I keep promising myself shorter newsletters, but so much happens in a month in this world and I know you can pick and choose what is of interest to read.
Blessings of peace
Shirley Randell
‘The compensation of growing old [is] that the passions remain as strong as ever, but one has gained – at last! – the power which adds the supreme flavour to existence, – the power of taking hold of experience, of turning it around, slowly, in the light’
Virginia Woolf
Thank you Shirley for sharing this information! This is very inspiring and encouraging! I love it and feel empowered 🙂
Thank you Shirley! Great news letter, very informative specially on current issues on women in sports , politics and business. I am also happy to read about women in sport; It’s very interesting.Please keep me on your mailing list.
Blessings
Dear Shirley,
Thank you for your generosity in sharing this information with us.
I much enjoyed the coverage on «Women around the world»
I will share in return with members of our University Women’s Club of Montreal.
Kindest regards,
Dr. Saôde Savary, Ph.D. Public Health
Shirely, tank iu tumas as we say in Vanuatu. I read with tears as I imagined the day you and colleague Jeanette Lini were tracking me down and I made all excuses. You caught me up and said “Here is she… she will not get away this time”. From that time onwards, am never the same. Out of communities right to political areas until today. You are an inspiring woman ! You give hope and good governance through amazing women XXX
Thank you Shirley. Very informative.
Winnie
Rwanda.
This is so encouraging to read, especially in light of the regressive policies of Canada’s neighbour, and their malignant narcissistic president Donald Trump.
Great news letter Shirley very informative specially on current issues on women in sports , politics and business. I am also happy to read about 38th Sydney Gay and Lesbian Mardi Gras, a kaleidoscope of diversity, politics, family, community and sexuality.
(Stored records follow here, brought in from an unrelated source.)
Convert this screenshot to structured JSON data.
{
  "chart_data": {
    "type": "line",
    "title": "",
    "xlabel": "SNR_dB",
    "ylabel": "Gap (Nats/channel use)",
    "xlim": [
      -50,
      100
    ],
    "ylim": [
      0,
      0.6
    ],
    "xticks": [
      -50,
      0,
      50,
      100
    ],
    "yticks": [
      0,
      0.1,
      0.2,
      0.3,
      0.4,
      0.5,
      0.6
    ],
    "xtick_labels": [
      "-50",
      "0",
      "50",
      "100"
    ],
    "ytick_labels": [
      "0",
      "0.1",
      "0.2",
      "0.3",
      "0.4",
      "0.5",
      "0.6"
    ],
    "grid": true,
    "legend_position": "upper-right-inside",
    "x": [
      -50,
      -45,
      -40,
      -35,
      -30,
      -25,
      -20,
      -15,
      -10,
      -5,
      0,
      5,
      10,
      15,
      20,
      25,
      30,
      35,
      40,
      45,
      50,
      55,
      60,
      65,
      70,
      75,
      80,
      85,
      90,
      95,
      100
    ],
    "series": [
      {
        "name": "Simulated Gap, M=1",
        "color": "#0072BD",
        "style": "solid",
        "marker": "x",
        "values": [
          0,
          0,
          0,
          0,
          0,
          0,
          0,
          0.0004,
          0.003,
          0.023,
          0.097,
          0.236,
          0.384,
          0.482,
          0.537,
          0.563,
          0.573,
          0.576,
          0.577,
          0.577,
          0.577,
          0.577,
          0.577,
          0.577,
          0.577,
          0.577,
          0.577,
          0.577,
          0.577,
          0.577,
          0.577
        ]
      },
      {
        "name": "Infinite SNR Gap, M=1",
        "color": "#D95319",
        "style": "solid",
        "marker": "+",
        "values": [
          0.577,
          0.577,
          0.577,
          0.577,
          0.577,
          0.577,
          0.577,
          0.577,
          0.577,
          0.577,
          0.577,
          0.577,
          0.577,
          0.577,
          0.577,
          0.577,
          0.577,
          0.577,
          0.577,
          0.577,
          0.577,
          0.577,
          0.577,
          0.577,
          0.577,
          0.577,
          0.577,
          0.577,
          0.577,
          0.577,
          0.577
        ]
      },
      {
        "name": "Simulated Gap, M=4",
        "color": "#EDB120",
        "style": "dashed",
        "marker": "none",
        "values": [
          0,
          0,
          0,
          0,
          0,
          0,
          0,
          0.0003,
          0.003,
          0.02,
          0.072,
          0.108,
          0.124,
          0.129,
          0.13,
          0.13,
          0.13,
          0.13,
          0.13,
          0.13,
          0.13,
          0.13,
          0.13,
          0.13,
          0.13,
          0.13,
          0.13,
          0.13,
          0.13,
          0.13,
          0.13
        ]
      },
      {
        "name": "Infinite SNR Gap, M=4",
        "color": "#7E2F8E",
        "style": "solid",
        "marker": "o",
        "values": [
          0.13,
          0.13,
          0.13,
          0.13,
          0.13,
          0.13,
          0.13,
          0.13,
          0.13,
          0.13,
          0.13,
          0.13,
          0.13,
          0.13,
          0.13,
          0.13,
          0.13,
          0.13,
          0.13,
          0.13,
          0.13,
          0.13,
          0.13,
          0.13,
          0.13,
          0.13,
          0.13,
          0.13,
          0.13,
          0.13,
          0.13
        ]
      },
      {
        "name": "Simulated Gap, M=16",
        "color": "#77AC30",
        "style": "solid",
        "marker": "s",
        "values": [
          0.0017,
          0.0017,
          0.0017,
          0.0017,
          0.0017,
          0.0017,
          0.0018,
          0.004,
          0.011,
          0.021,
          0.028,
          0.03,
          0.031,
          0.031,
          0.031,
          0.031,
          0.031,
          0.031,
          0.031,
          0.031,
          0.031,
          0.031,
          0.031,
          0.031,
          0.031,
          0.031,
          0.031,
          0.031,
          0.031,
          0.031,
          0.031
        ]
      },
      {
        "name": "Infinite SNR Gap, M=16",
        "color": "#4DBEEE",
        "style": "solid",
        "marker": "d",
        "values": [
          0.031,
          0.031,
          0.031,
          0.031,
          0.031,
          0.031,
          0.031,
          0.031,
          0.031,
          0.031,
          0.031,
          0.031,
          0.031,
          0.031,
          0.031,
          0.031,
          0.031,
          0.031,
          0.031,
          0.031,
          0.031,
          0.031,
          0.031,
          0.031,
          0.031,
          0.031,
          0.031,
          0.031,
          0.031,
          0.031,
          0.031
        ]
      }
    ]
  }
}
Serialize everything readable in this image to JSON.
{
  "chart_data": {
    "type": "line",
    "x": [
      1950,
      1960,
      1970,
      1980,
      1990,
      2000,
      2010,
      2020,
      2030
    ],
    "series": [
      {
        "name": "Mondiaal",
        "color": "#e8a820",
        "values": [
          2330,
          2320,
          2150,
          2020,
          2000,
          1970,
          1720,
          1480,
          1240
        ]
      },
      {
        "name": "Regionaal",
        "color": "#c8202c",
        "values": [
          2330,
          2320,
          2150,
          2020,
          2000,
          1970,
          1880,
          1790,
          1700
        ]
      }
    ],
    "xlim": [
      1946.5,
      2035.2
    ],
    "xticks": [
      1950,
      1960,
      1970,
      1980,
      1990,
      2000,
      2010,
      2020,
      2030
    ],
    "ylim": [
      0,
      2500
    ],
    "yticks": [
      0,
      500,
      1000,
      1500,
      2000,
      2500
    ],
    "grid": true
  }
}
I may want to add as well since you are with the UN to look at the current situation in Venezuela where women and children are starving, women cant get proper prenatal care and cant feed their children due to the political unrest . We hope that the UN will look at this issue and hopefully help the women and children in desperate need.
Thank you Shirley, I always find your newsletters inspiring and informative.
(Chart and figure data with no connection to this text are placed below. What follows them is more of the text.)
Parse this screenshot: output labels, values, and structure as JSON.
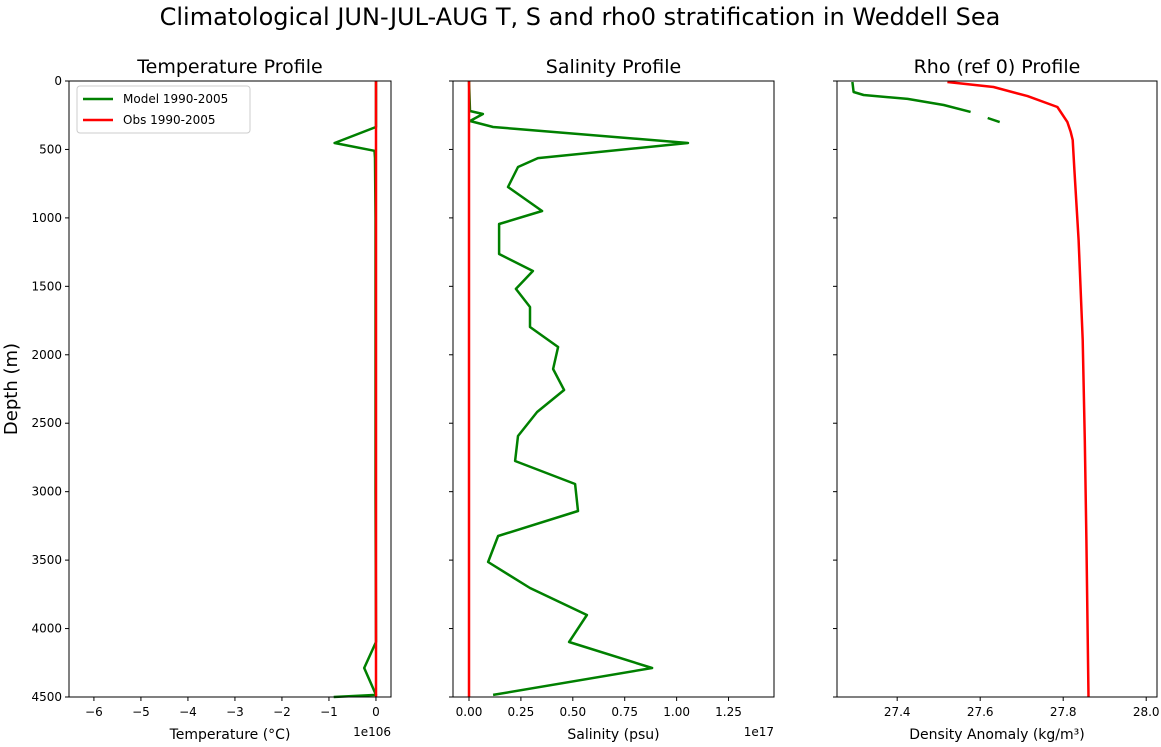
{
  "suptitle": "Climatological JUN-JUL-AUG T, S and rho0 stratification in Weddell Sea",
  "ylabel": "Depth (m)",
  "colors": {
    "model": "#008000",
    "obs": "#ff0000"
  },
  "legend": {
    "placement": "upper-left",
    "entries": [
      "Model 1990-2005",
      "Obs 1990-2005"
    ]
  },
  "chart_data": [
    {
      "type": "line",
      "title": "Temperature Profile",
      "xlabel": "Temperature (°C)",
      "x_offset_label": "1e106",
      "xlim": [
        -6.53,
        0.32
      ],
      "ylim": [
        4500,
        0
      ],
      "xticks": [
        -6,
        -5,
        -4,
        -3,
        -2,
        -1,
        0
      ],
      "xtick_labels": [
        "−6",
        "−5",
        "−4",
        "−3",
        "−2",
        "−1",
        "0"
      ],
      "yticks": [
        0,
        500,
        1000,
        1500,
        2000,
        2500,
        3000,
        3500,
        4000,
        4500
      ],
      "series": [
        {
          "name": "Model 1990-2005",
          "color": "#008000",
          "depth": [
            0,
            336,
            453,
            510,
            563,
            1000,
            2000,
            3000,
            4098,
            4288,
            4485,
            4500
          ],
          "values": [
            0,
            0,
            -0.88,
            -0.03,
            -0.02,
            -0.01,
            -0.01,
            -0.01,
            0,
            -0.25,
            0,
            -0.9
          ]
        },
        {
          "name": "Obs 1990-2005",
          "color": "#ff0000",
          "depth": [
            0,
            4500
          ],
          "values": [
            0,
            0
          ]
        }
      ]
    },
    {
      "type": "line",
      "title": "Salinity Profile",
      "xlabel": "Salinity (psu)",
      "x_offset_label": "1e17",
      "xlim": [
        -0.077,
        1.469
      ],
      "ylim": [
        4500,
        0
      ],
      "xticks": [
        0,
        0.25,
        0.5,
        0.75,
        1.0,
        1.25
      ],
      "xtick_labels": [
        "0.00",
        "0.25",
        "0.50",
        "0.75",
        "1.00",
        "1.25"
      ],
      "yticks": [
        0,
        500,
        1000,
        1500,
        2000,
        2500,
        3000,
        3500,
        4000,
        4500
      ],
      "series": [
        {
          "name": "Model 1990-2005",
          "color": "#008000",
          "depth": [
            0,
            219,
            241,
            292,
            336,
            453,
            563,
            628,
            774,
            950,
            1045,
            1264,
            1388,
            1519,
            1651,
            1797,
            1943,
            2104,
            2257,
            2418,
            2593,
            2776,
            2944,
            3141,
            3324,
            3514,
            3704,
            3901,
            4098,
            4288,
            4485
          ],
          "values": [
            0,
            0.005,
            0.067,
            0.005,
            0.116,
            1.055,
            0.332,
            0.236,
            0.188,
            0.352,
            0.145,
            0.145,
            0.308,
            0.226,
            0.294,
            0.294,
            0.429,
            0.405,
            0.458,
            0.328,
            0.236,
            0.222,
            0.511,
            0.525,
            0.14,
            0.092,
            0.294,
            0.568,
            0.482,
            0.882,
            0.116
          ]
        },
        {
          "name": "Obs 1990-2005",
          "color": "#ff0000",
          "depth": [
            0,
            4500
          ],
          "values": [
            0,
            0
          ]
        }
      ]
    },
    {
      "type": "line",
      "title": "Rho (ref 0) Profile",
      "xlabel": "Density Anomaly (kg/m³)",
      "xlim": [
        27.255,
        28.026
      ],
      "ylim": [
        4500,
        0
      ],
      "xticks": [
        27.4,
        27.6,
        27.8,
        28.0
      ],
      "xtick_labels": [
        "27.4",
        "27.6",
        "27.8",
        "28.0"
      ],
      "yticks": [
        0,
        500,
        1000,
        1500,
        2000,
        2500,
        3000,
        3500,
        4000,
        4500
      ],
      "series": [
        {
          "name": "Model 1990-2005",
          "color": "#008000",
          "depth": [
            7,
            80,
            102,
            131,
            175,
            226,
            null,
            270,
            300
          ],
          "values": [
            27.292,
            27.295,
            27.319,
            27.425,
            27.512,
            27.577,
            null,
            27.618,
            27.647
          ]
        },
        {
          "name": "Obs 1990-2005",
          "color": "#ff0000",
          "depth": [
            7,
            44,
            110,
            190,
            300,
            372,
            431,
            650,
            1161,
            1892,
            2623,
            3353,
            4500
          ],
          "values": [
            27.521,
            27.632,
            27.714,
            27.786,
            27.81,
            27.818,
            27.823,
            27.827,
            27.837,
            27.847,
            27.852,
            27.856,
            27.861
          ]
        }
      ]
    }
  ]
}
I am going to Uganda and Rwanda in June for a month. Looking forward to it.
Please keep me on your mailing list.
Blessings
Noni Gove
Here in the Britain, we are witnessing the damaging effects of a right-wing government intent on reducing international aid and funding, destroying Britain’s own welfare state, along with other policies which create more inequalities for women both at home and abroad. Thanks for highlighting the consequences this can have internationally, Shirley. Also, I had not been aware of Estonia’s new president; the sporting triumphs of the women you mention, and the invisible black and white women of NASA. It’s great to communicate this with your international network.
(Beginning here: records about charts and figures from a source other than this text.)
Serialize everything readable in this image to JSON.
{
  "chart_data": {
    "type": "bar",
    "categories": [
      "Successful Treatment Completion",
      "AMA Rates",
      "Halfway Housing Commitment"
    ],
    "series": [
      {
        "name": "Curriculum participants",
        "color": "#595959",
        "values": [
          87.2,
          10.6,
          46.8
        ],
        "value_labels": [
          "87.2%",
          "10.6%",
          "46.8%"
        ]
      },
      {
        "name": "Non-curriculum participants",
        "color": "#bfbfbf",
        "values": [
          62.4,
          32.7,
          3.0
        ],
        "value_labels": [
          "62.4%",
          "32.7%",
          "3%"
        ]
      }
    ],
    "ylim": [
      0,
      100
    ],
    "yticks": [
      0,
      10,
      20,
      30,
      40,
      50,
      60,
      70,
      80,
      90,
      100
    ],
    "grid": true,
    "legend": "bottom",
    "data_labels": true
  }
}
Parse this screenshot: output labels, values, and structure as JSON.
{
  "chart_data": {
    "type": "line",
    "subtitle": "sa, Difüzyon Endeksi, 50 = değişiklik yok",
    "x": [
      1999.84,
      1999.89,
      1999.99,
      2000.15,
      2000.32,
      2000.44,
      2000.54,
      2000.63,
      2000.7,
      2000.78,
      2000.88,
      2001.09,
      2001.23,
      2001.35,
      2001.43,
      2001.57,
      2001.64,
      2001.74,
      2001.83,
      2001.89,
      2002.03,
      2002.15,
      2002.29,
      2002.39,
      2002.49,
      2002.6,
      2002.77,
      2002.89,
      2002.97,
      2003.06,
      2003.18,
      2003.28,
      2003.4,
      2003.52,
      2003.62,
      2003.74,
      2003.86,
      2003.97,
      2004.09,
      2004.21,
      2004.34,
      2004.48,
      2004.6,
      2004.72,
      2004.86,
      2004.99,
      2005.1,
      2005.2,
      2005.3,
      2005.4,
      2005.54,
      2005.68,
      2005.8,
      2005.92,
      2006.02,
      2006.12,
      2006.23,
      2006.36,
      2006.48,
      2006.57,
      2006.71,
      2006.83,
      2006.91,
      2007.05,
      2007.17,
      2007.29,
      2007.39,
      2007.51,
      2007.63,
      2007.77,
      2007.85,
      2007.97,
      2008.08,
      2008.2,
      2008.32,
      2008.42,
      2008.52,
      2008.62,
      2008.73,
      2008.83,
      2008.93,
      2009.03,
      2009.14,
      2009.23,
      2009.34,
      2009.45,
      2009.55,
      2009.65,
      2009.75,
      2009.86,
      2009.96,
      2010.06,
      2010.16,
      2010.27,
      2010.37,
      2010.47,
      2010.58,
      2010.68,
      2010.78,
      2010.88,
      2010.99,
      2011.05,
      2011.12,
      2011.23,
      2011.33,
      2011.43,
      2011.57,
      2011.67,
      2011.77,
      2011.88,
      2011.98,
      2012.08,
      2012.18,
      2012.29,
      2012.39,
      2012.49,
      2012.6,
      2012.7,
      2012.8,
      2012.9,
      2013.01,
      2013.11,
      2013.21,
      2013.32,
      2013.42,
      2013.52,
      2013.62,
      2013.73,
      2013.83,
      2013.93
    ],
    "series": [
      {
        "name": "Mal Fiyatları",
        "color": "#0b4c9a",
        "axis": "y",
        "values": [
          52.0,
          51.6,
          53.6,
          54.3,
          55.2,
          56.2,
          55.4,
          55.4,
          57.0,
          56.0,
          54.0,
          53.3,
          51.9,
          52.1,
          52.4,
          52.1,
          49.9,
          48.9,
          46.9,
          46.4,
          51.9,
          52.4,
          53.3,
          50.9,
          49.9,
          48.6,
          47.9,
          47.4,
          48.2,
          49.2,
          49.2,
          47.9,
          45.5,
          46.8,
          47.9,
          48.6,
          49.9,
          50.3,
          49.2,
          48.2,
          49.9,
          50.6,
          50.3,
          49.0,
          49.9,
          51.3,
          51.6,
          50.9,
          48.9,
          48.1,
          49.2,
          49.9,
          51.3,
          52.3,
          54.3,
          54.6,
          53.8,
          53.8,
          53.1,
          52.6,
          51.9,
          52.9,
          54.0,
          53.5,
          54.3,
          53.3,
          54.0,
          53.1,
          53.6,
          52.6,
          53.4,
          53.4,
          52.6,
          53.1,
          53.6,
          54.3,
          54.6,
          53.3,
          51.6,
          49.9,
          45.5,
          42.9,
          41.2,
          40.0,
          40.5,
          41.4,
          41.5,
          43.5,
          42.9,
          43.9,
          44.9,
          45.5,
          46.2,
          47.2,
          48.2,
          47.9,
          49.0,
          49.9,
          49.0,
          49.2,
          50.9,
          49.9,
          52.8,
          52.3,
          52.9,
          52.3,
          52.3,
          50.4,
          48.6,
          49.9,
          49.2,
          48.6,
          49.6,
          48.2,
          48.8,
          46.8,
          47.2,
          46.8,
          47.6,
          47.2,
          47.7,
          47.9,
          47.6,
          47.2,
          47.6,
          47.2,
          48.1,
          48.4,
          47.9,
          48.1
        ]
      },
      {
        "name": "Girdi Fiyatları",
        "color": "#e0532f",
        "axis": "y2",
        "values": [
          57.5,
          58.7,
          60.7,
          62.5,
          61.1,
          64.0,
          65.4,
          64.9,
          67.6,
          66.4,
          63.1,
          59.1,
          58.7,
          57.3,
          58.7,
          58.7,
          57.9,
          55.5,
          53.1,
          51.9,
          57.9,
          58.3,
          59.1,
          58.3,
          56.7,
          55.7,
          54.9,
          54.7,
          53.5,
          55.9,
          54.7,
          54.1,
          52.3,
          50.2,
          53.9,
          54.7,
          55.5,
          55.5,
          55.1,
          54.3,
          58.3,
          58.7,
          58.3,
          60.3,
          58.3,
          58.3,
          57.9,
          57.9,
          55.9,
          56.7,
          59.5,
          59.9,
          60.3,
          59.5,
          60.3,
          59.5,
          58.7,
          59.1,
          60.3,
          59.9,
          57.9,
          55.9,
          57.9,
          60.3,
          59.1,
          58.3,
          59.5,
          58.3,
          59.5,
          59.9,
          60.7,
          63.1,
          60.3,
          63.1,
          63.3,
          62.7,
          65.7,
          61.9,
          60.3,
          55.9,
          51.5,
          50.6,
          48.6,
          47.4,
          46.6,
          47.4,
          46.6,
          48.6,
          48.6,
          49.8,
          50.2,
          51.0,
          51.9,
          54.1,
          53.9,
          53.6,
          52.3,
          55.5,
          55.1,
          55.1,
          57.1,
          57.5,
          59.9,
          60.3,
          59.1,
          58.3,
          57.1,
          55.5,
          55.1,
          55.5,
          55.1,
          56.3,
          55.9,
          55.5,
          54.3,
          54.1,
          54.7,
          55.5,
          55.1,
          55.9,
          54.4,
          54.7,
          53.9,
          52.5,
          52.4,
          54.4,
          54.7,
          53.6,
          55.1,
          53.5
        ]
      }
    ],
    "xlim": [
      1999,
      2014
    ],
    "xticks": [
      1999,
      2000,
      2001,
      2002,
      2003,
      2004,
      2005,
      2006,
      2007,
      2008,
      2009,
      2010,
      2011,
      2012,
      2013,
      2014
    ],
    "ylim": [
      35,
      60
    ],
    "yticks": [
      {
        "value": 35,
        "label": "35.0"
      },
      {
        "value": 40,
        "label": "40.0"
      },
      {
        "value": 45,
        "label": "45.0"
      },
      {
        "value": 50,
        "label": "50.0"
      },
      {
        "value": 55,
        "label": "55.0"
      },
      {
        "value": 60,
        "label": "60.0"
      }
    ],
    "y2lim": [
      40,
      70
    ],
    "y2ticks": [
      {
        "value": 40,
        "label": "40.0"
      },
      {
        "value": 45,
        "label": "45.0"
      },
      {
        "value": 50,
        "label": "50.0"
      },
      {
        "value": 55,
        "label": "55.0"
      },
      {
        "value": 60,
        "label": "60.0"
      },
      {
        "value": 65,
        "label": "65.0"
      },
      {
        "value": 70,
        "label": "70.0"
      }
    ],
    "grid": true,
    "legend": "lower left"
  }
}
Thank you Shirley. Your letters always inspire me. You seem to be able to communicate joy and achievement in so many ways. I’ll keep looking for ways to improve governance through wonderful women♥️
Thank you for all this interesting information on women reaching positions which would have been unthinkable just a few years ago.
It gives us hope and renewed courage to continue our work on all fronts.